Fica-se com uma dúvida profunda: que peso atribuiu o TC ao
preceito constitucional de ter as contas públicas equilibradas, em contraponto
com o corte nas pensões? Isto para já não falar na gravidade do desequilíbrio
das nossas finanças públicas, que nos tem mantido em estado de protectorado
desde 2011. Fica-se com a sensação que o TC colocou extremamente mal o
problema. Para o TC parece que a dúvida é cortar ou não as pensões, em vez de
ser cortar as pensões para equilibrar as contas públicas ou não cortar as
pensões e correr o risco de precisarmos de um segundo resgate, com mais vários
anos de desrespeito pelo preceito constitucional sobre contas públicas, para
além do prolongamento do período de soberania diminuída, que também contraria a
constituição.
Como venho defendendo há vários anos, parece evidente a
necessidade de uma revisão constitucional que atribua uma importância acrescida
ao equilíbrio das contas públicas e submeta todos os direitos adquiridos à
sustentabilidade das finanças públicas. Os direitos adquiridos deveriam passar
a estar explicitamente previstos na Constituição, o que, por mais estranho que
pareça, não é o caso, para também passarem a estar subordinados ao respeito
pelo equilíbrio orçamental.
Para além de profundamente injusta, a decisão do TC é também
contra a lei da gravidade. Há mais de três décadas que Portugal tem uma taxa de
natalidade inferior ao necessário para a sustentabilidade da população e há
mais de uma década que a economia praticamente não cresce. Para além destas
condições altamente precárias de sustentar qualquer sistema de pensões, acresce
que Portugal tem também, no sector público, pensionistas a beneficiar de um dos
sistemas mais louca e impossivelmente generosos que é possível de imaginar.
Como é que pode passar pela cabeça de alguém que este estado de coisas pode
continuar como está?
Como ainda não chegámos à fase em que o Estado legisla o
número de filhos que cada pessoa deve ter, nem ainda podemos decretar qual a
taxa de crescimento potencial da economia, a única alternativa possível parece
ser cortar nas pensões, sobretudo nas mais injustas.
Para além disso, estamos já a sofrer de uma forte sangria de
emigração e, se tivermos mais impostos, em substituição dos cortes das pensões,
teremos mais desemprego e mais emigração. Tudo isso deverá corroer ainda mais a
capacidade da nossa economia suportar as actuais pensões.

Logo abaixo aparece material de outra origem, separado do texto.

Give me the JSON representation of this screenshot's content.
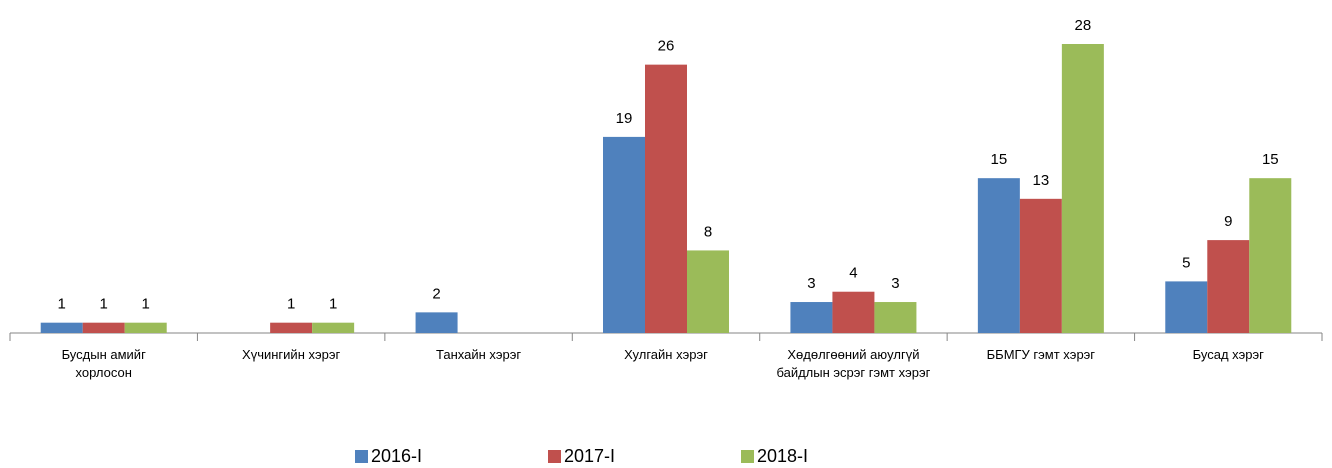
{
  "chart_data": {
    "type": "bar",
    "categories": [
      "Бусдын амийг хорлосон",
      "Хүчингийн хэрэг",
      "Танхайн хэрэг",
      "Хулгайн хэрэг",
      "Хөдөлгөөний аюулгүй байдлын эсрэг гэмт хэрэг",
      "ББМГУ гэмт хэрэг",
      "Бусад хэрэг"
    ],
    "series": [
      {
        "name": "2016-I",
        "color": "#4f81bd",
        "values": [
          1,
          null,
          2,
          19,
          3,
          15,
          5
        ]
      },
      {
        "name": "2017-I",
        "color": "#c0504d",
        "values": [
          1,
          1,
          null,
          26,
          4,
          13,
          9
        ]
      },
      {
        "name": "2018-I",
        "color": "#9bbb59",
        "values": [
          1,
          1,
          null,
          8,
          3,
          28,
          15
        ]
      }
    ],
    "legend": "bottom"
  }
}
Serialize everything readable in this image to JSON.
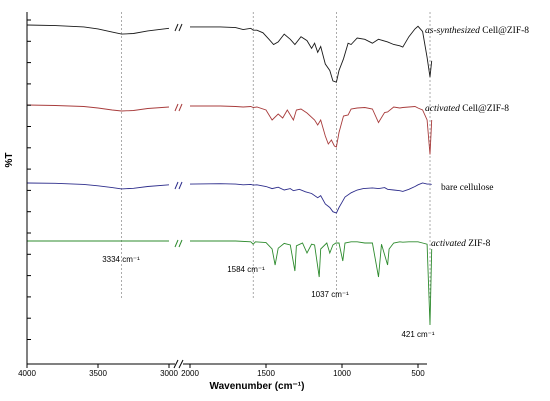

Se não for com este governo, será com outro. Se não for com
este TC, será com outro. Se não for com esta constituição, será com outra. Se
não for dentro do euro, será fora do euro. Mas uma coisa vos garanto: as
pensões vão cair, e muitíssimo mais do que o corte modesto que este governo
pretendia aplicar. A “lei da gravidade” económica assim o forçará.